Q: Tell us about the value of keeping company founders on board, so that you’re able to leverage their institutional knowledge once a deal is closed.

A: In my experience, in developing companies, you have three types of people. And they are kind of are all working trying to find a way to work together.

You have obviously people like myself, which we are more like professional managers. We are paid to do a job and we are paid to be CEO. Then you have investors, private equity. And then you have founders, who have actually created the company. All of those three different people have totally different expectations of the company. So, you need to understand that, and you need to be able to articulate how to work with all of those different people who have actually a different vision for the company and a different way of working.

When we look at companies, when we look at founders, very rapidly we are able to identify if founders of those startups are lifestyle entrepreneurs, meaning people that just like to start new things, people that are of spending 15 hours in the office, going to parties, and doing things like that, as people who want to sort of stay small because it’s fun to be an entrepreneur, it’s fun to be part of events, etc.

And then you have other entrepreneurs who are more growth entrepreneurs. By growth entrepreneurs, I mean people who like to be entrepreneurs, but they are willing to take the risk to develop the company further. They have the maturity, the wisdom, to acknowledge that they have strengths and weaknesses, but the ultimate goal is to continue to grow themselves and grow the company. So very quickly we are trying to identify those two types of characters, those two types of profiles. And that gives us an indication of what we want to do with them. Usually the lifestyle entrepreneurs, they want to move on to the next company, to the next project. So they go back to incubators and to things like that. So very quickly you identify that.

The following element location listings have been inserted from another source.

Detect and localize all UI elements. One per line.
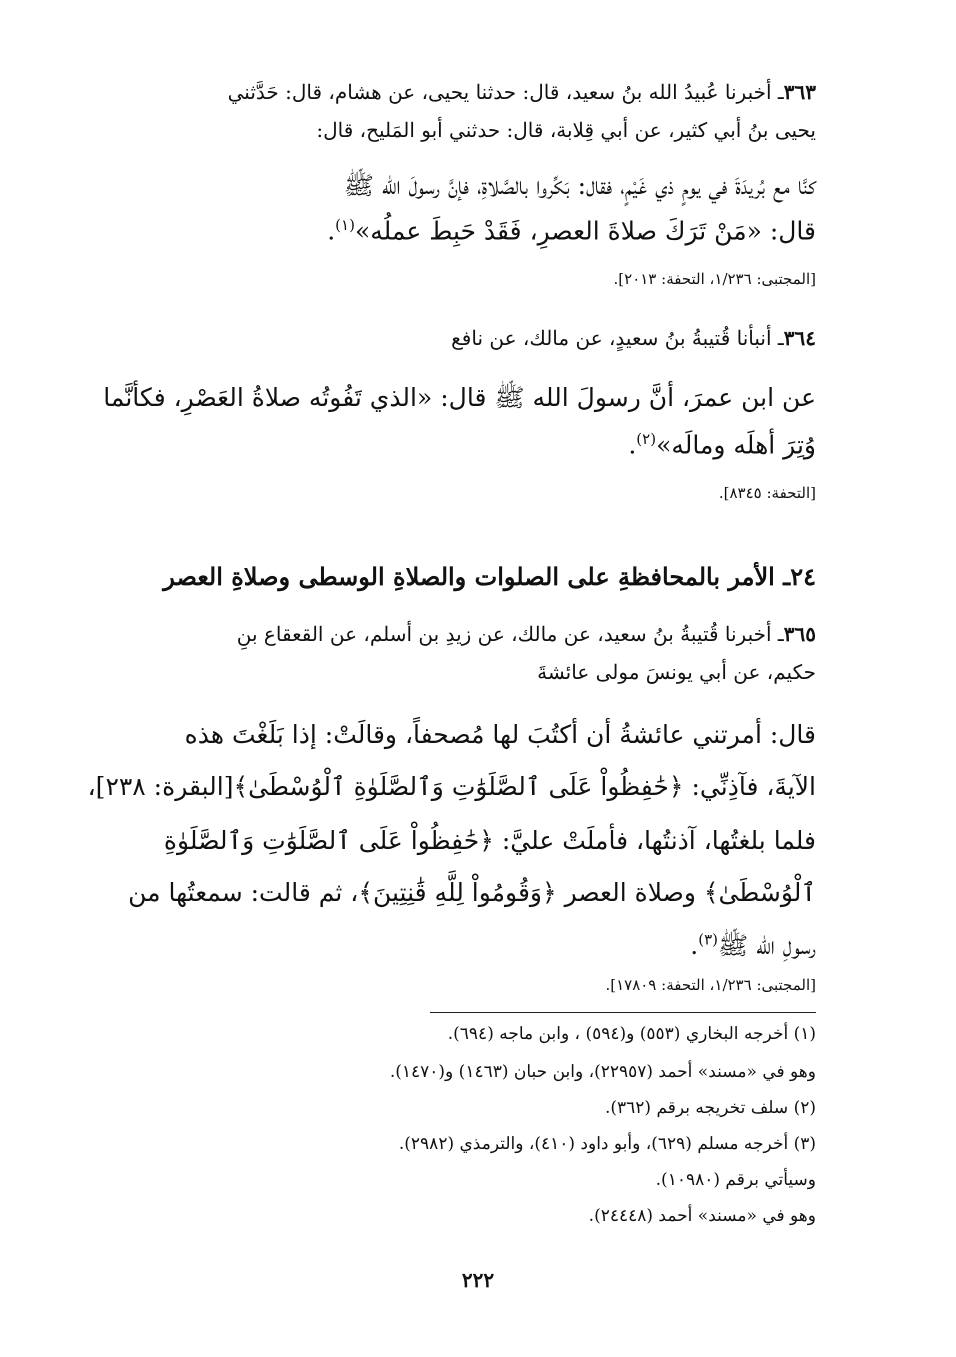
footnote-separator <box>430 1012 816 1013</box>
hadith-363-matn-text: قال: «مَنْ تَرَكَ صلاةَ العصرِ، فَقَدْ حَبِطَ عملُه» <box>354 216 816 246</box>
hadith-365-matn-line3: فلما بلغتُها، آذنتُها، فأملَتْ عليَّ: ﴿حَٰفِظُواْ عَلَى ٱلصَّلَوَٰتِ وَٱلصَّلَوٰةِ <box>163 826 816 855</box>
footnote-line: وهو في «مسند» أحمد (٢٤٤٤٨). <box>588 1206 816 1226</box>
page-number: ٢٢٢ <box>461 1268 495 1292</box>
footnote-line: وهو في «مسند» أحمد (٢٢٩٥٧)، وابن حبان (١٤٦٣) و(١٤٧٠). <box>389 1062 816 1082</box>
hadith-363-heading <box>140 80 816 104</box>
footnote-line: (١) أخرجه البخاري (٥٥٣) و(٥٩٤) ، وابن ماجه (٦٩٤). <box>447 1024 816 1044</box>
hadith-365-heading <box>140 622 816 646</box>
footnote-marker-2: (٢) <box>636 430 657 448</box>
hadith-364-matn-line2 <box>140 430 816 459</box>
hadith-364-reference: [التحفة: ٨٣٤٥]. <box>718 484 816 502</box>
chapter-title: ٢٤ـ الأمر بالمحافظةِ على الصلوات والصلاةِ الوسطى وصلاةِ العصر <box>163 562 816 591</box>
hadith-364-number: ٣٦٤ <box>783 326 816 350</box>
hadith-365-matn-line1: قال: أمرتني عائشةُ أن أكتُبَ لها مُصحفاً، وقالَتْ: إذا بَلَغْتَ هذه <box>184 720 816 749</box>
hadith-364-matn-text: وُتِرَ أهلَه ومالَه» <box>656 430 816 460</box>
hadith-364-heading <box>140 326 816 350</box>
hadith-363-matn-end: . <box>327 216 336 246</box>
hadith-364-matn-line1: عن ابن عمرَ، أنَّ رسولَ الله ﷺ قال: «الذي تَفُوتُه صلاةُ العَصْرِ، فكأنَّما <box>103 383 816 412</box>
hadith-363-matn-line2 <box>140 216 816 245</box>
hadith-365-matn-line4: ٱلْوُسْطَىٰ﴾ وصلاة العصر ﴿وَقُومُواْ لِلَّهِ قَٰنِتِينَ﴾، ثم قالت: سمعتُها من <box>128 878 816 907</box>
footnote-line: (٢) سلف تخريجه برقم (٣٦٢). <box>604 1098 816 1118</box>
hadith-364-isnad-line1: ـ أنبأنا قُتيبةُ بنُ سعيدٍ، عن مالك، عن نافع <box>451 326 784 350</box>
hadith-365-matn-line5 <box>140 930 816 967</box>
hadith-363-reference: [المجتبى: ١/٢٣٦، التحفة: ٢٠١٣]. <box>613 270 816 288</box>
hadith-365-number: ٣٦٥ <box>783 622 816 646</box>
hadith-363-isnad-line1: ـ أخبرنا عُبيدُ الله بنُ سعيد، قال: حدثنا يحيى، عن هشام، قال: حَدَّثني <box>227 80 784 104</box>
hadith-365-matn-text: رسولِ الله ﷺ <box>718 931 816 960</box>
hadith-363-matn-line1: كنَّا مع بُريدَةَ في يومٍ ذي غَيْمٍ، فقال: بَكِّروا بالصَّلاةِ، فإنَّ رسولَ الله ﷺ <box>343 171 816 200</box>
hadith-363-number: ٣٦٣ <box>783 80 816 104</box>
footnote-marker-3: (٣) <box>698 930 718 949</box>
hadith-365-isnad-line2: حكيم، عن أبي يونسَ مولى عائشةَ <box>537 660 816 684</box>
hadith-364-matn-end: . <box>628 430 637 460</box>
footnote-marker-1: (١) <box>335 216 355 234</box>
hadith-365-reference: [المجتبى: ١/٢٣٦، التحفة: ١٧٨٠٩]. <box>605 976 816 994</box>
footnote-line: وسيأتي برقم (١٠٩٨٠). <box>655 1170 816 1190</box>
footnote-line: (٣) أخرجه مسلم (٦٢٩)، وأبو داود (٤١٠)، والترمذي (٢٩٨٢). <box>398 1134 816 1154</box>
hadith-365-matn-line2: الآيةَ، فآذِنِّي: ﴿حَٰفِظُواْ عَلَى ٱلصَّلَوَٰتِ وَٱلصَّلَوٰةِ ٱلْوُسْطَىٰ﴾[البقرة: ٢٣٨]، <box>87 772 816 801</box>
hadith-365-isnad-line1: ـ أخبرنا قُتيبةُ بنُ سعيد، عن مالك، عن زيدِ بن أسلم، عن القعقاع بنِ <box>236 622 784 646</box>
hadith-365-matn-end: . <box>690 931 699 960</box>
hadith-363-isnad-line2: يحيى بنُ أبي كثير، عن أبي قِلابة، قال: حدثني أبو المَليح، قال: <box>316 118 816 142</box>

The growth entrepreneurs, of course, are the ones that you really want to keep because they are the ones who are going to stay, who see the benefit, and you need to shape a role for them that will continue to motivate them and inspire them, and you need to keep this sort of the heartbeat of the company that you acquiring, because everyone else has been hired by that guy. Everyone else know this growth entrepreneur and it’s quite fundamental that the guy is staying, at least for a certain period of time, until you are able to accompany and integrate properly the rest of the organization that you are acquiring.